Molte delle suddette ricerche vengono fatte con frequenza costante nel corso dell’intero anno solare, ma segnatamente nei sette – otto giorni precedenti il 14 febbraio. La redazione manifesta fondata preoccupazione da un lato di non poter predisporre contenuti idonei a soddisfare le richieste di un target così definito, da un altro lato di vedere minacciata la propria indipendenza ad opera delle potenti lobby dell’industria dolciaria, che non nascondono le proprie mire di colonizzazione del campo semantico definito dal concetto di sorpresa, nel quale il dominio di questo blog risulta discretamente posizionato.

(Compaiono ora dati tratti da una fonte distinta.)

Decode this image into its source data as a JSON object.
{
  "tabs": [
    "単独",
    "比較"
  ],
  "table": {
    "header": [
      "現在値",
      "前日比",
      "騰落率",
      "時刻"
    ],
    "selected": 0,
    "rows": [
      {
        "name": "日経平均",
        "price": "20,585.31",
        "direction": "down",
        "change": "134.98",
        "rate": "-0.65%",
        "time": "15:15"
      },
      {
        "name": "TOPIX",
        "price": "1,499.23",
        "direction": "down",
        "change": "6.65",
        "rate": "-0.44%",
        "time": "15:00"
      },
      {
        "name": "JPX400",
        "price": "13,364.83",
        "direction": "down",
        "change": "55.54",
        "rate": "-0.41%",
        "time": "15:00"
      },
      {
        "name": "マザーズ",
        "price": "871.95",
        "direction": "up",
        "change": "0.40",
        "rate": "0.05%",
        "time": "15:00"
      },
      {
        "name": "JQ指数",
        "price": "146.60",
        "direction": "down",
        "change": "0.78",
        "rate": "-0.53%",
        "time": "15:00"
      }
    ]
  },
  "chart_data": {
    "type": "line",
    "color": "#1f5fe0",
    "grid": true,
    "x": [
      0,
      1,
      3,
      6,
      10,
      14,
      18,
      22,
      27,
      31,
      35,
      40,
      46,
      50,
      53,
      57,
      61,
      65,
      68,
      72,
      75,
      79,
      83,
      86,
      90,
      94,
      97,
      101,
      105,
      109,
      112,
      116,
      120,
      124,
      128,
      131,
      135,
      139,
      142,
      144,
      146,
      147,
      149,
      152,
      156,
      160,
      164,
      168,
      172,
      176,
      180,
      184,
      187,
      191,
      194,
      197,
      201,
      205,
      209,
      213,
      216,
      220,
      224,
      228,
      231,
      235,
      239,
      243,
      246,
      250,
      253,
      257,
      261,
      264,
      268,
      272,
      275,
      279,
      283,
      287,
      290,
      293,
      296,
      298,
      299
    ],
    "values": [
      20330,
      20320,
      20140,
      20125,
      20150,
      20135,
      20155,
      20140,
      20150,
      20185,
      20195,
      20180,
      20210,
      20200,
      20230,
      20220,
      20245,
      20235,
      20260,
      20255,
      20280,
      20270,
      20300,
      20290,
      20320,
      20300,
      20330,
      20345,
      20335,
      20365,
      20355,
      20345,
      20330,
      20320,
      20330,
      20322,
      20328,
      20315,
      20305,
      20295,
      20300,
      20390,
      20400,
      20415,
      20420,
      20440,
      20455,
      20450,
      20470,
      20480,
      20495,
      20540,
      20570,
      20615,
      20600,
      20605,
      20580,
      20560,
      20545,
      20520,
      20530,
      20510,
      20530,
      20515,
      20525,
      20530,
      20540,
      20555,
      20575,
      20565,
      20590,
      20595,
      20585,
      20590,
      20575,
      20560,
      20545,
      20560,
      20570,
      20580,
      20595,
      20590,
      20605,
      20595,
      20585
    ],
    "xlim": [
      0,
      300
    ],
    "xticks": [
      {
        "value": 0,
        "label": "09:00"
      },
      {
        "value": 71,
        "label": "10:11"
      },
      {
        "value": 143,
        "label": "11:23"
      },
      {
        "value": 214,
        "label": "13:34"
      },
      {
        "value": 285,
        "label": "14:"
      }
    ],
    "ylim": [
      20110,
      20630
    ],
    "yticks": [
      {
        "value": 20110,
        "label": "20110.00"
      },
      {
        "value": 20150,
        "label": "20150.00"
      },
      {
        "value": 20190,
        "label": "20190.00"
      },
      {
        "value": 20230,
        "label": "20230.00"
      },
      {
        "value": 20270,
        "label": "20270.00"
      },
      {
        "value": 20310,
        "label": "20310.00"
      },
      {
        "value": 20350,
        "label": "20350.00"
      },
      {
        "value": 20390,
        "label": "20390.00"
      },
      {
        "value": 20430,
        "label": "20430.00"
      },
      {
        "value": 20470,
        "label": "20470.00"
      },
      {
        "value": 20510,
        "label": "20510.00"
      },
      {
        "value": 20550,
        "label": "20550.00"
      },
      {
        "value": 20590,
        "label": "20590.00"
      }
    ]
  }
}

La redazione depreca, peraltro, il decadimento di una tradizione religiosa fondata sul martirio di un uomo libero a occasione di lucro per cioccolatai, cartolai e affini che fanno scadere in svenevoli e sdolcinati slogan, nonché in giochi di illusioni e delusioni adolescenziali, la sublime profondità dell’idea stessa di Sorpresa con conseguente oblio della sua autentica dimensione metafisica, ontologica ed esistenziale. Per questo motivo al posto del consueto articolo quotidiano verrà pubblicata, il 14 febbraio di ogni anno, un’immagine del Santo o riconducibile in qualche modo al culto in suo onore. I redattori si impegnano, nella stessa data, ad astenersi anche da qualsivoglia commento su questo e su altri blog.

Con la presente mozione si chiede all’editore di approvare l’istituzione della giornata annuale di festa e di garantire l’indipendenza presente e futura di questo blog.